Unternehmeredition: Herr Stenger, zunächst einmal herzlichen Glückwunsch zu Ihrer neuen Position als Vorstandsvorsitzender der ILB. Was haben Sie sich für Ihre Amtszeit vorgenommen?

Stenger: Für die kommenden Jahre gibt es drei Schwerpunkte, auf die wir uns als Förderbank des Landes konzentrieren wollen: Wir wollen erstens ein verlässlicher Partner des Landes bei der Umsetzung der EU-Strukturfonds bleiben, zweitens das ILB-eigene Förderkreditgeschäft bei rückläufigen Haushaltsmitteln ausbauen und drittens den als Bank notwendigen weiteren Eigenkapitalaufbau aus eigener Kraft umsetzen.
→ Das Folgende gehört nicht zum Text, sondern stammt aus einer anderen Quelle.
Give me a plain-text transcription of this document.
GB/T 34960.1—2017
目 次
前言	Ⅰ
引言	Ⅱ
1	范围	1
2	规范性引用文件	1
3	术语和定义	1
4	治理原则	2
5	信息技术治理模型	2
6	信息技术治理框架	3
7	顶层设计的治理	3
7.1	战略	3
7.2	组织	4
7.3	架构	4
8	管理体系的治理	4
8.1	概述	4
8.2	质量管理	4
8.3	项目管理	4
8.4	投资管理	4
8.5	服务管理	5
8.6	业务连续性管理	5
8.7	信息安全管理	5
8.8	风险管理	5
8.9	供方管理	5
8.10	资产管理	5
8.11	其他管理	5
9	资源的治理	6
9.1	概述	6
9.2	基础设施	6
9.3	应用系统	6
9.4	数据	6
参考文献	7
Da wir voraussichtlich weniger Mittel aus den Strukturfonds erhalten, wollen wir als ILB verstärkt andere europäische Finanzquellen für Brandenburg erschließen.

Unternehmeredition: Was ist Ihre Vision für den Unternehmensstandort Brandenburg im Jahr 2020? Was sind die Branchen mit dem größten Wachstumspotenzial?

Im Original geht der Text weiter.